Monday, September 2, 2013

John Zorn - Dreamachines (Tzadik, 2013) ****

By Martin Schray

Lately Karlsruhe’s art museum ZKM presented a large show on the works of William Burroughs with a lot of wonderful exhibits including the famous dream machine, a device he developed with Brion Gysin, who defines it as “a cylinder with holes in it attached to a record-player turntable. In the middle of the cylinder sits a light bulb. The turntable is set to spin at 78 RPM. Subjects sit in front of the cylinder and close their eyes.
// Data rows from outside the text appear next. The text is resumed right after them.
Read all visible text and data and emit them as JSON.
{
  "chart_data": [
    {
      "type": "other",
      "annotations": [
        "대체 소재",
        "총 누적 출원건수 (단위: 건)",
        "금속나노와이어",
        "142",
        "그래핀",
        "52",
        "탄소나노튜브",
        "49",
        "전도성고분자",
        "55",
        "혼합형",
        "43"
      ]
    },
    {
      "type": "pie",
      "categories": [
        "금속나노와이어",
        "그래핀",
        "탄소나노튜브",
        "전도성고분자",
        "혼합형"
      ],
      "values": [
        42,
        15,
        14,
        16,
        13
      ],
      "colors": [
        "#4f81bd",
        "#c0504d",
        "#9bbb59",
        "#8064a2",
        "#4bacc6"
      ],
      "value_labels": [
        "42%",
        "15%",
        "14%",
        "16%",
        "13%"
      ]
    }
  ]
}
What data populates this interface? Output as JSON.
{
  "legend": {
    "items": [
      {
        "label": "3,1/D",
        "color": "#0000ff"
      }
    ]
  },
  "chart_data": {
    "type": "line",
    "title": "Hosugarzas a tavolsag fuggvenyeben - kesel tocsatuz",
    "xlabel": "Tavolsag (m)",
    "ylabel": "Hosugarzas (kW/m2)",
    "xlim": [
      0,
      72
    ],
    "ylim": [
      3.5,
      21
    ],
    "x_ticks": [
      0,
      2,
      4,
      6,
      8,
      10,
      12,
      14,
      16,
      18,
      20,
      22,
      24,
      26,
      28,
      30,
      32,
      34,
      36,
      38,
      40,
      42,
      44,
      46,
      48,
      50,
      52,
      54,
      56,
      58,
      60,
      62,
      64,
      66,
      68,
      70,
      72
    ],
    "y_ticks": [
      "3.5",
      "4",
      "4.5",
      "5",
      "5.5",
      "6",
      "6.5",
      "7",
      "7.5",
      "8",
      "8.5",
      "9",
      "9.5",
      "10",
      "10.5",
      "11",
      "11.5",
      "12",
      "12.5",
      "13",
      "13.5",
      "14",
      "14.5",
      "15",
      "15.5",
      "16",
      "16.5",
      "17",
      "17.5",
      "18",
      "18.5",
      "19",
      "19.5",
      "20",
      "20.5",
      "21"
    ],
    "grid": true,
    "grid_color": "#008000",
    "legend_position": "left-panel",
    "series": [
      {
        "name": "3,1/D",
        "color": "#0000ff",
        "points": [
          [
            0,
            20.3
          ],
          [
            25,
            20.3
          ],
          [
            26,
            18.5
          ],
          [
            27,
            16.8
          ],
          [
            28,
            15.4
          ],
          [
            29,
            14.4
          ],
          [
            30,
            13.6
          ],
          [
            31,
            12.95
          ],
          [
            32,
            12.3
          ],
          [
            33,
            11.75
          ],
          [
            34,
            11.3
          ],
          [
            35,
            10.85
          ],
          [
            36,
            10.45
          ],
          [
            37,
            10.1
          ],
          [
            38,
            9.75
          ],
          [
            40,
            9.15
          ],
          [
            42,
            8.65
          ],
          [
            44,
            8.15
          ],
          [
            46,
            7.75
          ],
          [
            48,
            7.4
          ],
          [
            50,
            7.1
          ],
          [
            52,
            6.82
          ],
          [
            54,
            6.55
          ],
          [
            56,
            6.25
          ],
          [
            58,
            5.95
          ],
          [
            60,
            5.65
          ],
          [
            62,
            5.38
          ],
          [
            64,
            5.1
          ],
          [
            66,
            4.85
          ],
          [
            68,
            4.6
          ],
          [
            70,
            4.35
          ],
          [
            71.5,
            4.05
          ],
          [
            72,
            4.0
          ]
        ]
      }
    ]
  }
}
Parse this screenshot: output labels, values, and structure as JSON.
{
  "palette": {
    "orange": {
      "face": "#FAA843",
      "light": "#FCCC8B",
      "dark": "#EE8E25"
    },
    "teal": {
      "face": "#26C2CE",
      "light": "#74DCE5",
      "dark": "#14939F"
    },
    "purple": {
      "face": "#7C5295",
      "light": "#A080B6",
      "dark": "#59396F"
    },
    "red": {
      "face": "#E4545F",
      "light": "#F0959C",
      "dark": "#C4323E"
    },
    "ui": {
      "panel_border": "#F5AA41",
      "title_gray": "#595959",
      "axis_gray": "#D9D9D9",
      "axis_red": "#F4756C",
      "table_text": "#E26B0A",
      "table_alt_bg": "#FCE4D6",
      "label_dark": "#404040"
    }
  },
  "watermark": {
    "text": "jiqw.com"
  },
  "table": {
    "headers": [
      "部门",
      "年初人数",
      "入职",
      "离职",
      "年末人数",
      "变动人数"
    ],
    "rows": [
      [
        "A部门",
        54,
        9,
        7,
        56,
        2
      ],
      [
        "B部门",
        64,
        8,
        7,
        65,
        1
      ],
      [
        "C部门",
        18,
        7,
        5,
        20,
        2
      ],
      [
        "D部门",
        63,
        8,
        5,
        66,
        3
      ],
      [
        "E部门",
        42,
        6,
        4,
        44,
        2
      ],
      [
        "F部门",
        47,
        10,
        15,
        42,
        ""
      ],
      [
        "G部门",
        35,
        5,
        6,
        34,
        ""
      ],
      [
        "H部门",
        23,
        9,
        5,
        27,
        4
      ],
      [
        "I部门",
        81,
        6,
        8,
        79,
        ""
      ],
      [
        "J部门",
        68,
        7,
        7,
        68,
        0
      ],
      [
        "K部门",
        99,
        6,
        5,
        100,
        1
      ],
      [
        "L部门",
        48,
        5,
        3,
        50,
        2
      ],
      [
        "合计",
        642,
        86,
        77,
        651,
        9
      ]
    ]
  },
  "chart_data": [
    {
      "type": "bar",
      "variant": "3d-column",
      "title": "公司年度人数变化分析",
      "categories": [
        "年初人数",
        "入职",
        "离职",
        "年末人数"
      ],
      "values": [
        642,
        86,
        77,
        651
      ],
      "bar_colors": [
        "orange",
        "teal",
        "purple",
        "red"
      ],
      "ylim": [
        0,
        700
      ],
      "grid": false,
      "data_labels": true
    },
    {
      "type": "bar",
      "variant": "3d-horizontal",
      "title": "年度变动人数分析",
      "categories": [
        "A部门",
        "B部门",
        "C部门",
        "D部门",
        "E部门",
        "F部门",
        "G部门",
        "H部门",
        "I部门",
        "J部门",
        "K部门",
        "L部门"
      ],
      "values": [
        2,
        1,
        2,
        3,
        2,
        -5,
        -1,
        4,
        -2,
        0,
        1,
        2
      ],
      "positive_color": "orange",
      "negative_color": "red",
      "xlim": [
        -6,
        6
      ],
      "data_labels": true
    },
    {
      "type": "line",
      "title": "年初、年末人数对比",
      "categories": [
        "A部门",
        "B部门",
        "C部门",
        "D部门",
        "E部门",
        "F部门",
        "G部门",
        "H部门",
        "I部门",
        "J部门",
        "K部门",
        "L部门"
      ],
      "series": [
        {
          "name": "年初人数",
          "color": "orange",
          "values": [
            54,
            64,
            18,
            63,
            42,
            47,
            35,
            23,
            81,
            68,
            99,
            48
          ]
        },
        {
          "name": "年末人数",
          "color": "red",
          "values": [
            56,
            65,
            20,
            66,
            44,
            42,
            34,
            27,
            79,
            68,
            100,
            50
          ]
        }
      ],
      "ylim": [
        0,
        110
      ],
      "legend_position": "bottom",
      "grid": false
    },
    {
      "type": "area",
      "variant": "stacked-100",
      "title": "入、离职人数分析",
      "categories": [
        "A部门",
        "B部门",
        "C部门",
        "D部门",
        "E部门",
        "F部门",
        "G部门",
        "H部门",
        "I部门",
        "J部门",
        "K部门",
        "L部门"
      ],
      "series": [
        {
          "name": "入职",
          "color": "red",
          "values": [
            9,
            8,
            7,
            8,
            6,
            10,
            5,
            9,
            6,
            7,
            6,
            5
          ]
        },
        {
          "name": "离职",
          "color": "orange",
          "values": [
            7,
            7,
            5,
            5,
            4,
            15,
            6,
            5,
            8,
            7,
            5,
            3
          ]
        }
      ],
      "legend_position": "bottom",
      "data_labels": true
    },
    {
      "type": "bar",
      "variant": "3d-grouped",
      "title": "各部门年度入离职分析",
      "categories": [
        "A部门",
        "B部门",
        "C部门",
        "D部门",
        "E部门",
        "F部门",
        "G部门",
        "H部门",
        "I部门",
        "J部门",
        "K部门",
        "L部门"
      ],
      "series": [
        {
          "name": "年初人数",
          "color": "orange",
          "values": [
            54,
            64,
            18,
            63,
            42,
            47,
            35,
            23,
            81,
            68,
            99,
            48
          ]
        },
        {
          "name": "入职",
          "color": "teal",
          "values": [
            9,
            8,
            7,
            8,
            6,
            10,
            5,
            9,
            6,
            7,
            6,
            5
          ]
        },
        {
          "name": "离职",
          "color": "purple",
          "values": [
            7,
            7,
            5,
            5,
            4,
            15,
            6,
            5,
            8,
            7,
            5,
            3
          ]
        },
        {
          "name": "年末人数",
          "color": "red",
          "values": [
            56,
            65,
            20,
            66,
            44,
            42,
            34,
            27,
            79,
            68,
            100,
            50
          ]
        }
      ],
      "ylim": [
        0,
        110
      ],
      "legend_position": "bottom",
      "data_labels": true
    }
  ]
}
The light shines through the holes in the spinning cylinder and flickers on the eyelids.” If you keep looking into it (no matter if you have your eyes closed or not), it has a weird but pleasant psychedelic effect.

John Zorn’s work has been influenced by a lot of non-musical stuff and the ideas of Brion Gysin and William Burroughs, their writing and their revolutionary techniques of third mind collaboration are definitely among them. Dreamachines picks up Burroughs’ and Gysin’s innovative style, the absence of linear stories, the cut-up technique and their fascination for so-called routines and neologisms. Especially the cut-up technique has always been a crucial element of Zorn’s music (to the extreme in Naked City) which has always given a dramatic surprise to his compositions.

Dreamachines  marks the third part of a trilogy that started with the multi-part suite Interzone  in 2010, and was followed by Nova Express a year later. Dreamachines continues Nova Express because it makes use of the same band - John Medeski (p), Trevor Dunn (b), Kenny Wollesen (vib), and Joey Baron (dr) – and it is the jazziest one of this bundle of albums. The first track, “Psychic Conspirators”, presents Wollesen gone mad in front of a relentless rhythm section, like an elaborate Naked City segment that also refers back to an early work like Spillane. The track looks like a typical Burroughs routine, it is a surreal composition which grows, expands, implodes and folds in on itself. “Gît-Le-Couer” (the name of the hotel in which Gysin and Burroughs lived in Paris, which went down in history as the so-called Beat Hotel) is another example of Zorn’s processing of the cut-up technique: it starts very relaxed breathing the cliché intellectual Paris atmosphere of the 1960 before it takes a turn to a typical spooky Dreamers track and then goes back to where it started off. The highlights are “1001 Nights in Marrakech” with its Arabian influence and its dark piano riff and the psychedelic sparkling title track, both having strong soundtrack qualities. Great album, indeed.